Title: Basilar artery steno-occlusive disease is associated with structural changes in the left ventricle
Author(s): K. Kang , S.-H. Lee , B.-W. Yoon
Journal: Acta Cardiologica
Volume: 64    Issue: 4   Date: 2009   
Pages: 493-498
DOI: 10.2143/AC.64.4.2041614

Abstract :
Objectives — Structural changes in the extracranial carotid artery are associated with an increase in left ventricular (LV) mass and relative wall thickness. The present study was performed to determine the relation of LV mass index and relative wall thickness to suspected atherosclerotic steno-occlusive disease of the intracranial arteries on magnetic resonance angiography (MRA) in noncardioembolic ischaemic stroke patients.

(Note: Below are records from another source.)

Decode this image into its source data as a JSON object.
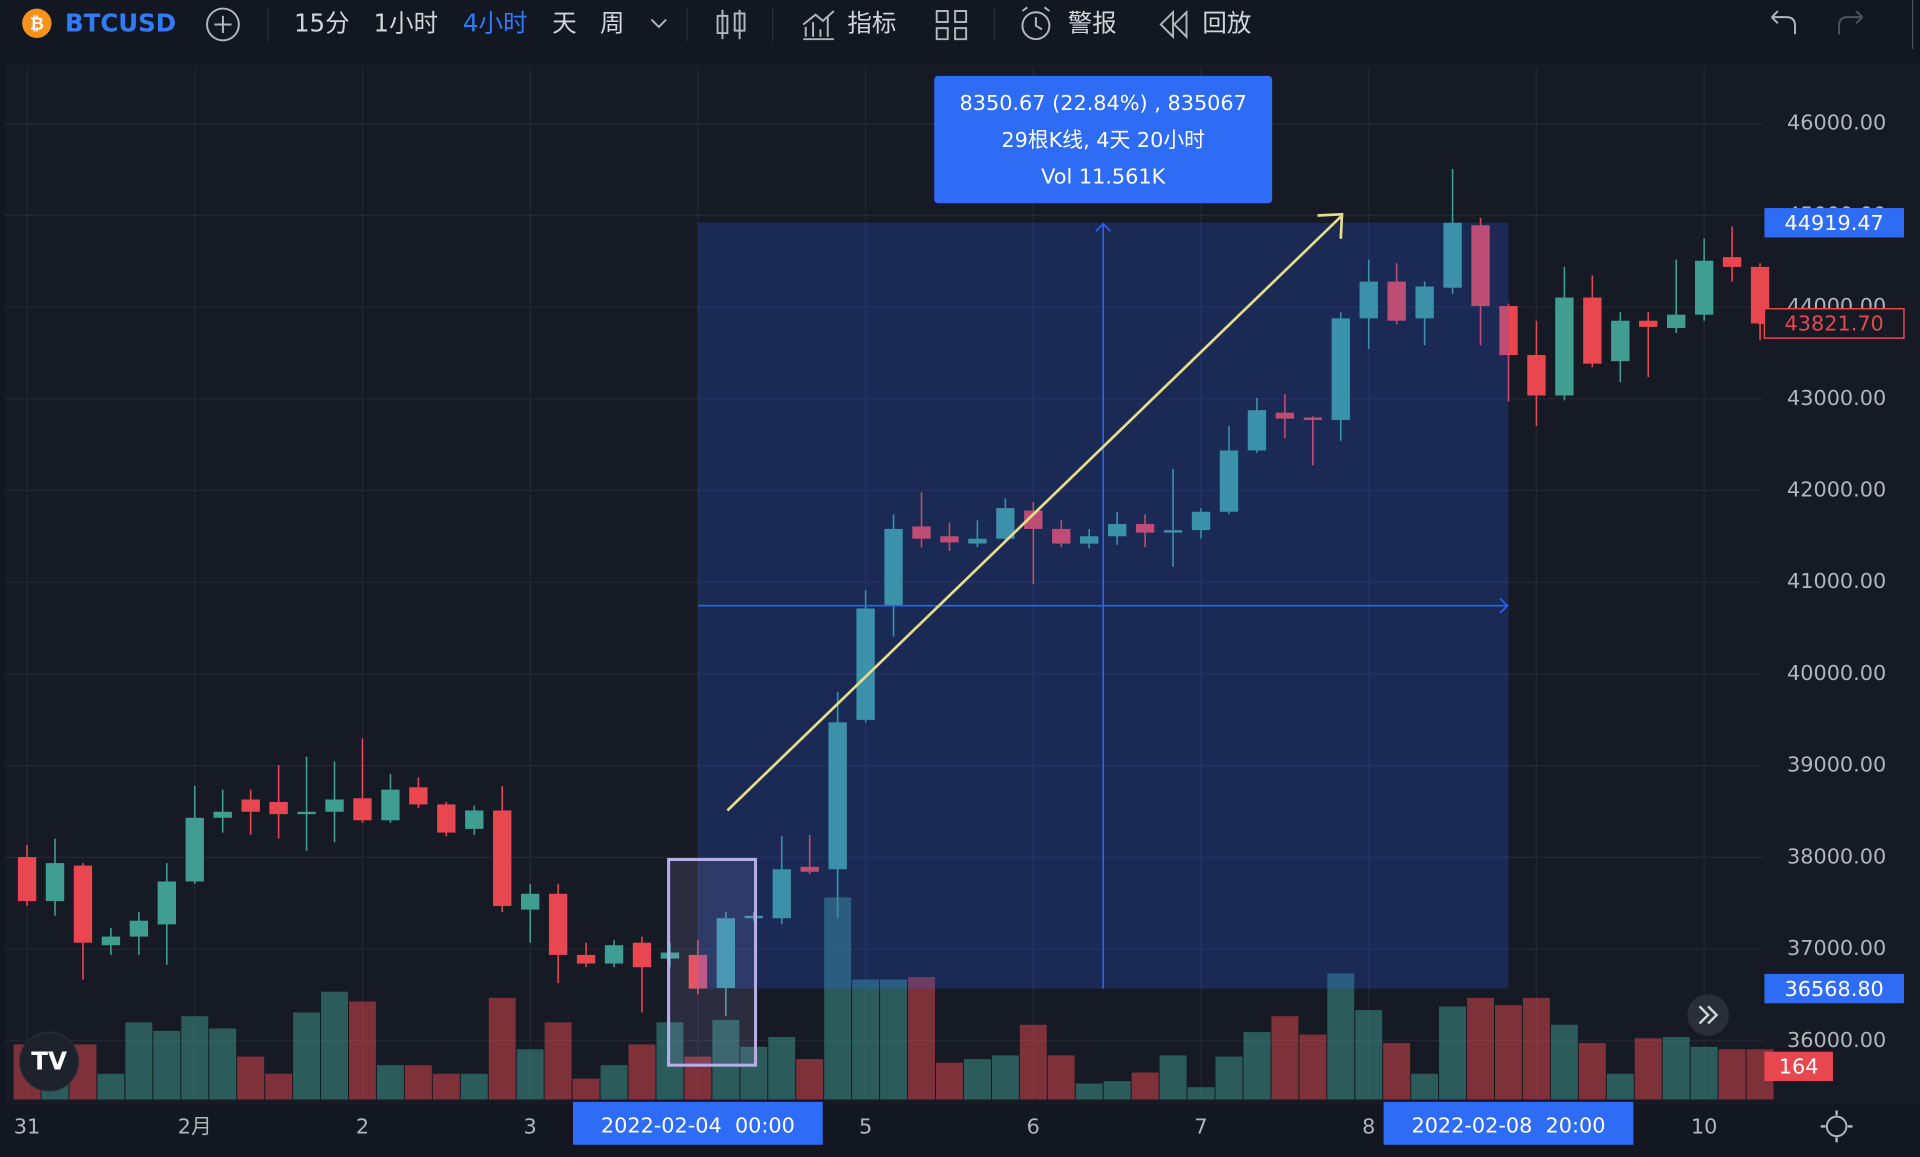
{
  "toolbar": {
    "symbol": "BTCUSD",
    "intervals": [
      "15分",
      "1小时",
      "4小时",
      "天",
      "周"
    ],
    "active_interval": 2,
    "tools": [
      "指标",
      "警报",
      "回放"
    ]
  },
  "chart_data": {
    "type": "candlestick",
    "categories": [
      "31",
      null,
      null,
      null,
      null,
      null,
      "2月",
      null,
      null,
      null,
      null,
      null,
      "2",
      null,
      null,
      null,
      null,
      null,
      "3",
      null,
      null,
      null,
      null,
      null,
      null,
      null,
      null,
      null,
      null,
      null,
      "5",
      null,
      null,
      null,
      null,
      null,
      "6",
      null,
      null,
      null,
      null,
      null,
      "7",
      null,
      null,
      null,
      null,
      null,
      "8",
      null,
      null,
      null,
      null,
      null,
      null,
      null,
      null,
      null,
      null,
      null,
      "10",
      null,
      null
    ],
    "open": [
      38003,
      37523,
      37910,
      37042,
      37136,
      37269,
      37737,
      38431,
      38631,
      38604,
      38471,
      38497,
      38644,
      38404,
      38764,
      38577,
      38310,
      38511,
      37430,
      37603,
      36936,
      36842,
      37069,
      36896,
      36936,
      36575,
      37336,
      37336,
      37897,
      37870,
      39499,
      40740,
      41608,
      41501,
      41421,
      41474,
      41781,
      41581,
      41421,
      41501,
      41635,
      41541,
      41568,
      41768,
      42436,
      42849,
      42796,
      42769,
      43877,
      44278,
      43877,
      44211,
      44892,
      44011,
      43477,
      43036,
      44104,
      43410,
      43851,
      43771,
      43917,
      44545,
      44438
    ],
    "high": [
      38137,
      38204,
      37937,
      37229,
      37403,
      37937,
      38778,
      38738,
      38738,
      39005,
      39098,
      39045,
      39298,
      38911,
      38871,
      38604,
      38564,
      38778,
      37710,
      37710,
      37069,
      37096,
      37136,
      37069,
      37096,
      37403,
      37403,
      38230,
      38244,
      39806,
      40914,
      41741,
      41982,
      41648,
      41675,
      41915,
      41875,
      41675,
      41581,
      41768,
      41741,
      42235,
      41808,
      42703,
      43010,
      43050,
      42809,
      43944,
      44518,
      44478,
      44278,
      45506,
      44972,
      44038,
      43851,
      44438,
      44345,
      43944,
      43944,
      44518,
      44745,
      44879,
      44478
    ],
    "low": [
      37470,
      37363,
      36668,
      36936,
      36936,
      36829,
      37710,
      38270,
      38244,
      38204,
      38070,
      38164,
      38377,
      38377,
      38537,
      38230,
      38244,
      37403,
      37069,
      36628,
      36802,
      36802,
      36308,
      36802,
      36508,
      36268,
      37309,
      37269,
      37817,
      37336,
      39472,
      40406,
      41381,
      41341,
      41381,
      41448,
      40980,
      41381,
      41368,
      41408,
      41381,
      41167,
      41474,
      41741,
      42409,
      42569,
      42275,
      42542,
      43544,
      43811,
      43584,
      44144,
      43584,
      42970,
      42703,
      42983,
      43343,
      43183,
      43237,
      43717,
      43851,
      44278,
      43637
    ],
    "close": [
      37523,
      37937,
      37069,
      37136,
      37309,
      37737,
      38431,
      38497,
      38497,
      38471,
      38497,
      38631,
      38404,
      38738,
      38577,
      38270,
      38511,
      37470,
      37603,
      36936,
      36842,
      37042,
      36802,
      36962,
      36568.8,
      37336,
      37363,
      37870,
      37843,
      39472,
      40714,
      41581,
      41474,
      41434,
      41474,
      41808,
      41581,
      41421,
      41501,
      41635,
      41541,
      41568,
      41768,
      42436,
      42876,
      42783,
      42769,
      43877,
      44278,
      43851,
      44224,
      44919.47,
      44011,
      43477,
      43036,
      44104,
      43383,
      43851,
      43784,
      43917,
      44505,
      44438,
      43821.7
    ],
    "volume": [
      180,
      84,
      180,
      84,
      252,
      224,
      272,
      232,
      140,
      84,
      284,
      352,
      320,
      112,
      112,
      84,
      84,
      332,
      164,
      252,
      68,
      112,
      180,
      252,
      140,
      260,
      172,
      204,
      132,
      660,
      392,
      392,
      400,
      120,
      132,
      144,
      244,
      144,
      52,
      60,
      88,
      144,
      40,
      140,
      220,
      272,
      212,
      412,
      292,
      184,
      84,
      304,
      332,
      308,
      332,
      244,
      184,
      84,
      200,
      204,
      172,
      164,
      164
    ],
    "up_color": "#3f9e91",
    "down_color": "#e8474f",
    "ylim": [
      35360,
      46614
    ],
    "yticks": [
      {
        "value": 46000,
        "label": "46000.00"
      },
      {
        "value": 45000,
        "label": "45000.00"
      },
      {
        "value": 44000,
        "label": "44000.00"
      },
      {
        "value": 43000,
        "label": "43000.00"
      },
      {
        "value": 42000,
        "label": "42000.00"
      },
      {
        "value": 41000,
        "label": "41000.00"
      },
      {
        "value": 40000,
        "label": "40000.00"
      },
      {
        "value": 39000,
        "label": "39000.00"
      },
      {
        "value": 38000,
        "label": "38000.00"
      },
      {
        "value": 37000,
        "label": "37000.00"
      },
      {
        "value": 36000,
        "label": "36000.00"
      }
    ],
    "grid": true,
    "last_price": {
      "value": 43821.7,
      "label": "43821.70"
    },
    "measure": {
      "start_bar": 24,
      "end_bar": 53,
      "from": {
        "value": 36568.8,
        "label": "36568.80"
      },
      "to": 44919.47,
      "start_label": "2022-02-04  00:00",
      "end_label": "2022-02-08  20:00",
      "lines": [
        "8350.67 (22.84%) , 835067",
        "29根K线, 4天 20小时",
        "Vol 11.561K"
      ]
    }
  }
}
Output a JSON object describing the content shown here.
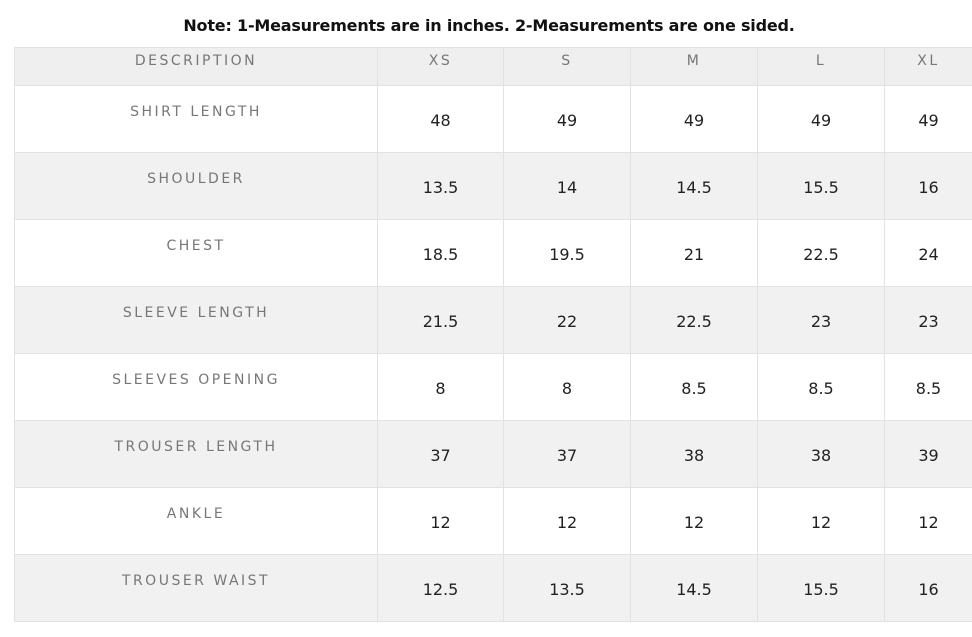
{
  "note": "Note: 1-Measurements are in inches. 2-Measurements are one sided.",
  "table": {
    "header": [
      "DESCRIPTION",
      "XS",
      "S",
      "M",
      "L",
      "XL"
    ],
    "rows": [
      [
        "SHIRT LENGTH",
        "48",
        "49",
        "49",
        "49",
        "49"
      ],
      [
        "SHOULDER",
        "13.5",
        "14",
        "14.5",
        "15.5",
        "16"
      ],
      [
        "CHEST",
        "18.5",
        "19.5",
        "21",
        "22.5",
        "24"
      ],
      [
        "SLEEVE LENGTH",
        "21.5",
        "22",
        "22.5",
        "23",
        "23"
      ],
      [
        "SLEEVES OPENING",
        "8",
        "8",
        "8.5",
        "8.5",
        "8.5"
      ],
      [
        "TROUSER LENGTH",
        "37",
        "37",
        "38",
        "38",
        "39"
      ],
      [
        "ANKLE",
        "12",
        "12",
        "12",
        "12",
        "12"
      ],
      [
        "TROUSER WAIST",
        "12.5",
        "13.5",
        "14.5",
        "15.5",
        "16"
      ]
    ]
  }
}
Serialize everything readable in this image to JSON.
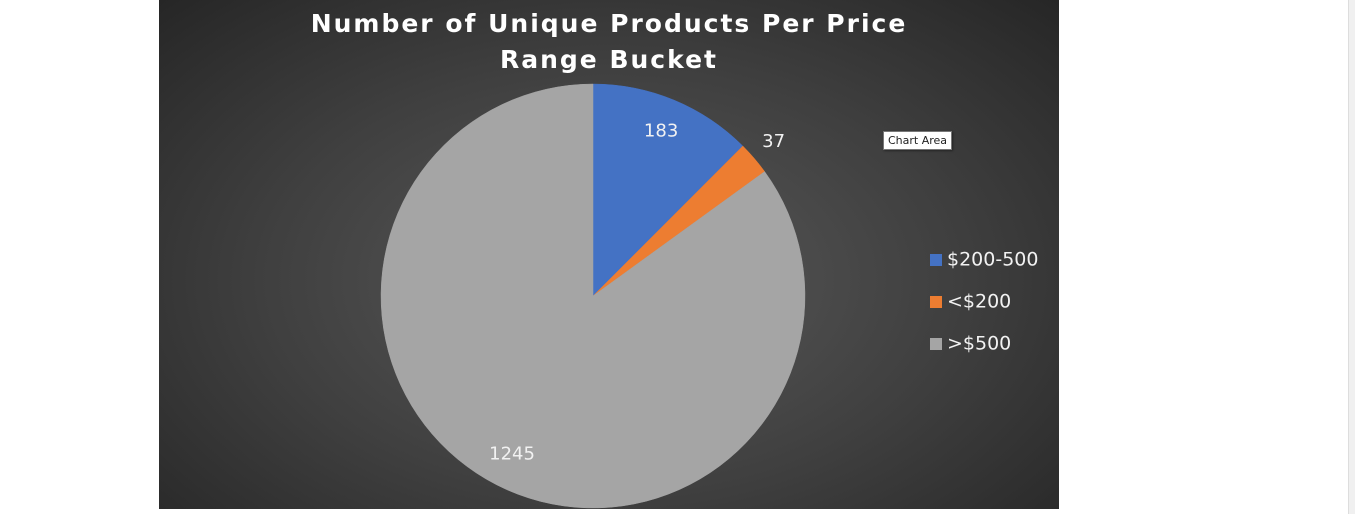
{
  "chart_data": {
    "type": "pie",
    "title": "Number of Unique Products Per Price Range Bucket",
    "categories": [
      "$200-500",
      "<$200",
      ">$500"
    ],
    "values": [
      183,
      37,
      1245
    ],
    "colors": [
      "#4472c4",
      "#ed7d31",
      "#a5a5a5"
    ],
    "legend": "right"
  },
  "tooltip": "Chart Area"
}
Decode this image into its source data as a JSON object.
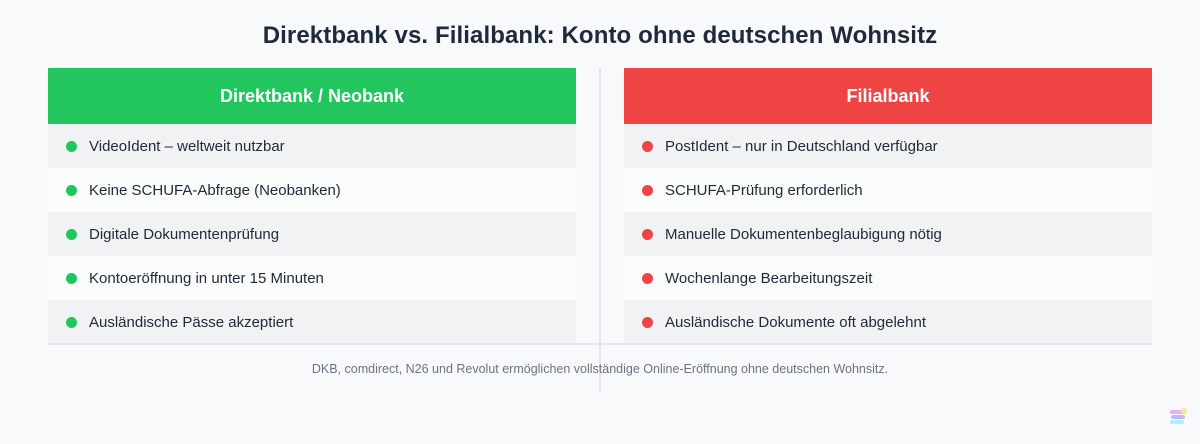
{
  "title": "Direktbank vs. Filialbank: Konto ohne deutschen Wohnsitz",
  "left": {
    "header": "Direktbank / Neobank",
    "color": "#22c55e",
    "items": [
      "VideoIdent – weltweit nutzbar",
      "Keine SCHUFA-Abfrage (Neobanken)",
      "Digitale Dokumentenprüfung",
      "Kontoeröffnung in unter 15 Minuten",
      "Ausländische Pässe akzeptiert"
    ]
  },
  "right": {
    "header": "Filialbank",
    "color": "#ef4444",
    "items": [
      "PostIdent – nur in Deutschland verfügbar",
      "SCHUFA-Prüfung erforderlich",
      "Manuelle Dokumentenbeglaubigung nötig",
      "Wochenlange Bearbeitungszeit",
      "Ausländische Dokumente oft abgelehnt"
    ]
  },
  "footnote": "DKB, comdirect, N26 und Revolut ermöglichen vollständige Online-Eröffnung ohne deutschen Wohnsitz.",
  "logo_icon": "coin-stack-icon"
}
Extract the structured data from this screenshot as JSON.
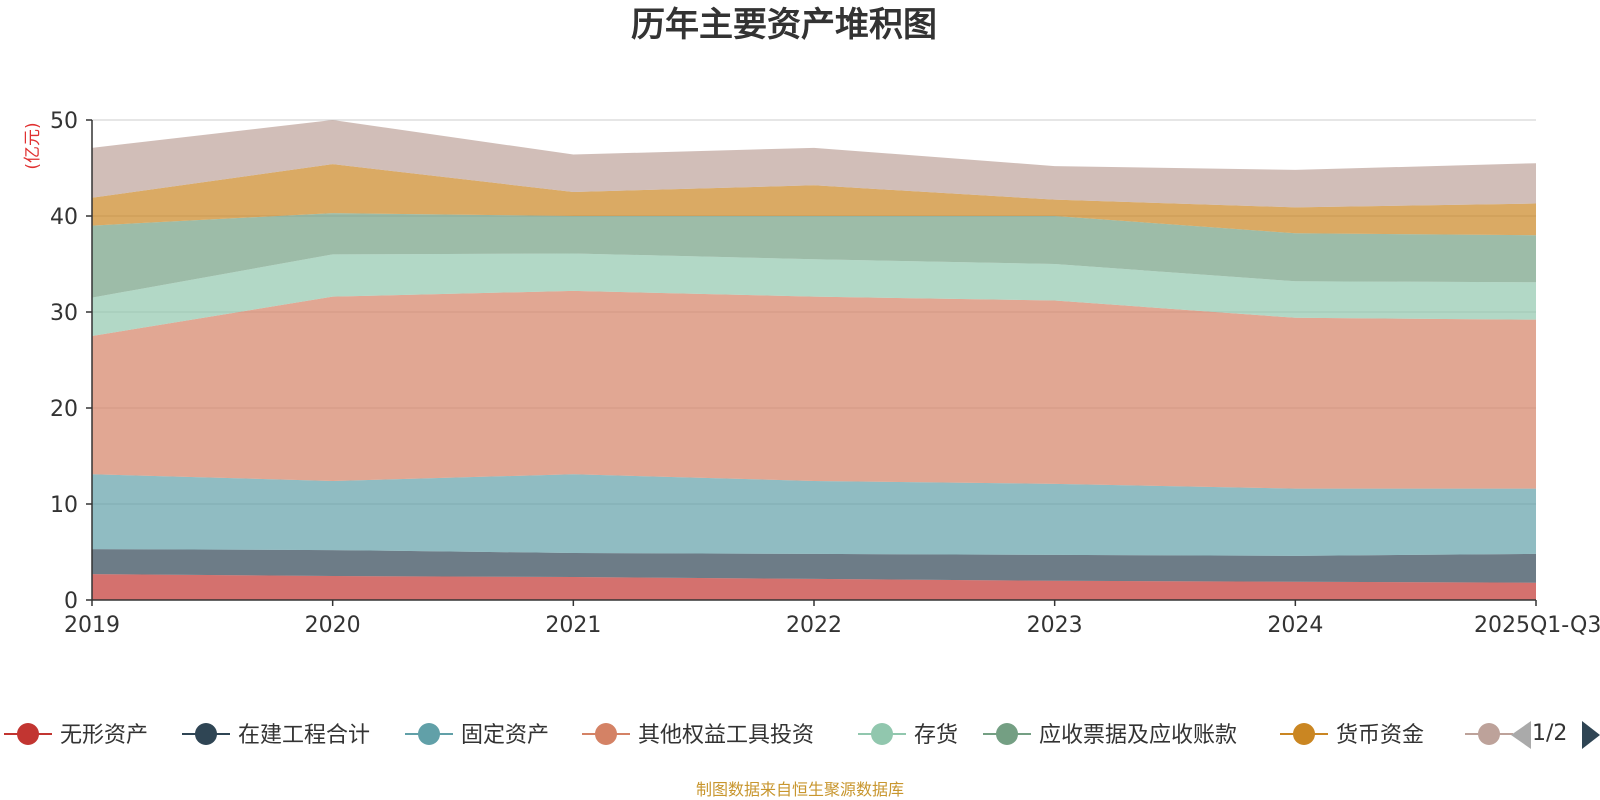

Methods — We retrospectively analysed the records of acute ischaemic stroke patients who underwent echocardiography and intracranial MRA. Patients with potential sources of cardioembolism, or known causes of vascular steno-occlusive disease including dissection, vasculitis, and moyamoya disease, were excluded from the study. LV mass indexes and relative wall thicknesses were estimated using echocardiography. Patients were divided into four groups according to their LV mass index and relative wall thickness: concentric LV hypertrophy, eccentric LV hypertrophy, concentric LV remodelling, and normal geometry. MRA was used to evaluate steno-occlusive disease in the basilar artery (BA) and the horizontal portion of the middle cerebral artery.
Results — A total of 212 patients were included, and logistic regression analysis revealed that BA steno-occlusive disease was related to LV relative wall thickness, but not LV mass index. The prevalence of BA disease was significantly higher in the concentric LV hypertrophy group than in the normal geometry group. Steno-occlusive disease of the middle cerebral artery was not closely related to the structural changes in the left ventricle.
Conclusion — Increased LV relative wall thickness may be an independent risk factor for BA stenoocclusive disease or may share pathogenic mechanisms with BA disease.